Nevins, having spent much time in the south, considered making the record in Nashville, but ultimately decided “her own backyard” was the better fit. Wood and Stone was recorded in Woodstock, New York at Levon Helm’s studio and is produced by Larry Campbell, a much-sought-after musician/producer renowned for his work with Bob Dylan and still rolling from the success of Helm’s two Grammy- winners, “Dirt Farmer” and “Electric Dirt.” “I feel so fortunate to have had the opportunity to work with Larry Campbell. I am honored to have had him both produce and play on my record. He’s an amazingly talented and soulful musician. He has a very natural, down-to-earth approach and an instinctual insightfulness that I really appreciate; he really “got” what I was after.”
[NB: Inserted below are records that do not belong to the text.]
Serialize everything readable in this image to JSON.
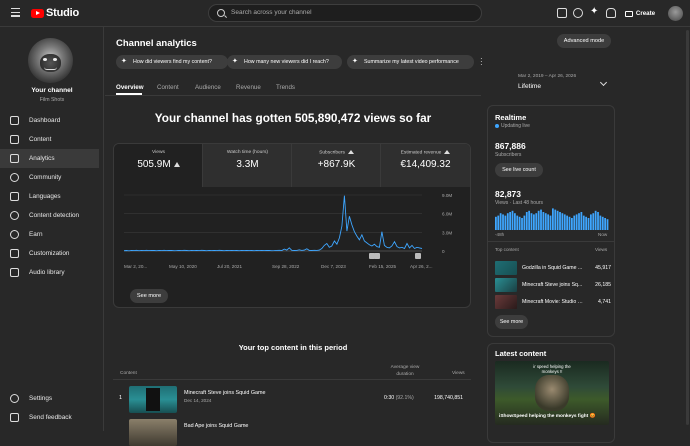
{
  "app": {
    "logo_text": "Studio",
    "search_placeholder": "Search across your channel",
    "create_label": "Create"
  },
  "channel": {
    "name": "Your channel",
    "subtitle": "Film Shots"
  },
  "sidebar": {
    "items": [
      {
        "label": "Dashboard",
        "icon": "dashboard-icon"
      },
      {
        "label": "Content",
        "icon": "content-icon"
      },
      {
        "label": "Analytics",
        "icon": "analytics-icon",
        "active": true
      },
      {
        "label": "Community",
        "icon": "community-icon"
      },
      {
        "label": "Languages",
        "icon": "languages-icon"
      },
      {
        "label": "Content detection",
        "icon": "content-detection-icon"
      },
      {
        "label": "Earn",
        "icon": "earn-icon"
      },
      {
        "label": "Customization",
        "icon": "customization-icon"
      },
      {
        "label": "Audio library",
        "icon": "audio-library-icon"
      }
    ],
    "bottom": [
      {
        "label": "Settings",
        "icon": "gear-icon"
      },
      {
        "label": "Send feedback",
        "icon": "feedback-icon"
      }
    ]
  },
  "page": {
    "title": "Channel analytics",
    "advanced_mode": "Advanced mode",
    "chips": [
      "How did viewers find my content?",
      "How many new viewers did I reach?",
      "Summarize my latest video performance"
    ],
    "tabs": [
      "Overview",
      "Content",
      "Audience",
      "Revenue",
      "Trends"
    ],
    "date_range": "Mar 2, 2019 – Apr 26, 2026",
    "period": "Lifetime",
    "headline": "Your channel has gotten 505,890,472 views so far"
  },
  "metrics": [
    {
      "label": "Views",
      "value": "505.9M"
    },
    {
      "label": "Watch time (hours)",
      "value": "3.3M"
    },
    {
      "label": "Subscribers",
      "value": "+867.9K"
    },
    {
      "label": "Estimated revenue",
      "value": "€14,409.32"
    }
  ],
  "chart_data": {
    "type": "line",
    "x_tick_labels": [
      "Mar 2, 20...",
      "May 10, 2020",
      "Jul 20, 2021",
      "Sep 28, 2022",
      "Dec 7, 2023",
      "Feb 15, 2025",
      "Apr 26, 2..."
    ],
    "y_tick_labels": [
      "9.0M",
      "6.0M",
      "3.0M",
      "0"
    ],
    "ylim": [
      0,
      9000000
    ],
    "series": [
      {
        "values": [
          0.05,
          0.08,
          0.04,
          0.1,
          0.06,
          0.12,
          0.05,
          0.09,
          0.07,
          0.11,
          0.06,
          0.1,
          0.08,
          0.05,
          0.09,
          0.07,
          0.12,
          0.06,
          0.08,
          0.1,
          0.05,
          0.07,
          0.09,
          0.06,
          0.11,
          0.08,
          0.05,
          0.1,
          0.07,
          0.09,
          0.06,
          0.12,
          0.08,
          0.05,
          0.1,
          0.07,
          0.09,
          0.06,
          0.11,
          0.08,
          0.05,
          0.1,
          0.07,
          0.09,
          0.06,
          0.08,
          0.05,
          0.1,
          0.07,
          0.09,
          0.06,
          0.08,
          0.05,
          0.1,
          0.07,
          0.09,
          0.06,
          0.08,
          0.1,
          0.05,
          0.07,
          0.09,
          0.12,
          0.08,
          0.3,
          0.15,
          0.5,
          0.12,
          0.08,
          0.1,
          0.2,
          0.09,
          0.15,
          0.35,
          0.1,
          0.08,
          0.12,
          0.09,
          0.15,
          0.4,
          0.9,
          1.2,
          0.6,
          0.8,
          1.6,
          1.1,
          2.1,
          4.0,
          8.9,
          3.2,
          5.6,
          4.2,
          3.1,
          2.4,
          1.8,
          2.6,
          1.6,
          1.3,
          1.0,
          0.8,
          1.1,
          0.7,
          0.6,
          3.1,
          0.9,
          0.6,
          0.5,
          0.8,
          1.5,
          0.7,
          0.5,
          0.6,
          0.4,
          1.2,
          0.5,
          0.9,
          0.4,
          0.6,
          0.5,
          0.4
        ]
      }
    ],
    "grid": true
  },
  "see_more": "See more",
  "realtime": {
    "title": "Realtime",
    "updating": "Updating live",
    "subscribers": "867,886",
    "subscribers_label": "Subscribers",
    "live_count": "See live count",
    "views": "82,873",
    "views_label": "Views · Last 48 hours",
    "axis_left": "-48h",
    "axis_right": "Now",
    "bars": [
      0.55,
      0.6,
      0.7,
      0.65,
      0.6,
      0.7,
      0.75,
      0.8,
      0.7,
      0.6,
      0.55,
      0.5,
      0.6,
      0.75,
      0.8,
      0.7,
      0.65,
      0.7,
      0.8,
      0.85,
      0.75,
      0.7,
      0.65,
      0.6,
      0.9,
      0.85,
      0.8,
      0.75,
      0.7,
      0.65,
      0.6,
      0.55,
      0.5,
      0.6,
      0.65,
      0.7,
      0.75,
      0.6,
      0.55,
      0.5,
      0.65,
      0.7,
      0.8,
      0.75,
      0.6,
      0.55,
      0.5,
      0.45
    ],
    "top_content_label": "Top content",
    "views_col": "Views",
    "rows": [
      {
        "title": "Godzilla in Squid Game ...",
        "views": "45,917"
      },
      {
        "title": "Minecraft Steve joins Sq...",
        "views": "26,185"
      },
      {
        "title": "Minecraft Movie: Studio v...",
        "views": "4,741"
      }
    ],
    "see_more": "See more"
  },
  "latest": {
    "title": "Latest content",
    "thumb_caption_top": "ir speed helping the monkeys !!",
    "thumb_caption": "iShowSpeed helping the monkeys fight 😡"
  },
  "top_content": {
    "title": "Your top content in this period",
    "col_content": "Content",
    "col_avg": "Average view duration",
    "col_views": "Views",
    "rows": [
      {
        "index": "1",
        "title": "Minecraft Steve joins Squid Game",
        "date": "Dec 14, 2024",
        "duration": "0:30",
        "pct": "(92.1%)",
        "views": "198,740,851"
      },
      {
        "index": "2",
        "title": "Bad Ape joins Squid Game",
        "date": "",
        "duration": "",
        "pct": "",
        "views": ""
      }
    ]
  }
}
“’Team Levon’ was fabulous,” Nevins says. “Everyone made me feel very welcome and Levon himself plays drums on two of the songs –‘You’ve Got It All’ and ‘The Beauty of the Days Gone By.’ Justin Guip did the engineering and played drums on most of the tracks, Byron Isaacs was on upright bass, Larry played acoustic guitar and I played fiddle or guitar– the four of us were the ‘core’ band.” Campbell also played electric guitar, pedal steel, mandolin, banjo, cittern, and harmonium and does some double fiddling with Nevins. In addition, Nevins plays accordion and tambourine. The Heartbeats join her on a couple of songs and Teresa Williams and Allison Moorer provide harmony, as does Jim Lauderdale, most notably on the touching ballad, “Songbird.”
The intensely personal nature of Wood and Stone is also a branching out for Nevins. Several years ago, an abrupt ending to her long-standing, largely untroubled marriage left her shaken, fomenting emotions she had never felt before. “I always thought that I would be with one person forever and when that didn’t happen, it just really turned my head around,” she admits. Her subsequent relationships also incited new awareness and sentiments and these songs, she says, came pouring out as result of those experiences. “Wood and Stone is a personal expression of these emotional discoveries …these relationships over the last several years that I lost and found. And in the process…figuring out who I am…who Tara Nevins is, because as much as I fell, I also gained my personal strength and independence back.”
While the album has a traditional music undertone, with threads of old-time fiddle, Cajun and Zydeco influence, Wood and Stone is also laced with a bit of country, a dash of gospel and pinch of pop. “It’s scary to like your own record,” Nevins says laughing, “but I’m kind of proud of it. I was worried because it’s a female writing and singing all these relationship songs—I didn’t want it to come across like I had just created a musical ‘chick flick’ …but the men who have heard it so far seem to like it. I made a disc for this family friend in Tennessee. He liked it, particularly ‘Tennessee River’ and said he identified with the guy in ‘You’re Still Driving That Truck.’ When he said ‘Well, I can take the Van Halen CD out of my computer now… ‘cause this one’s gonna stay in there for a while’ I felt really good, you know?—it made me smile.”
Straight-forward, natural and plaintive, Wood and Stone is a Tour de Tara, showcasing her considerable talents and offering what Larry Campbell calls her “worldly awareness combined with a fragile innocence” through word and song on thirteen distinctive, heart-felt tracks.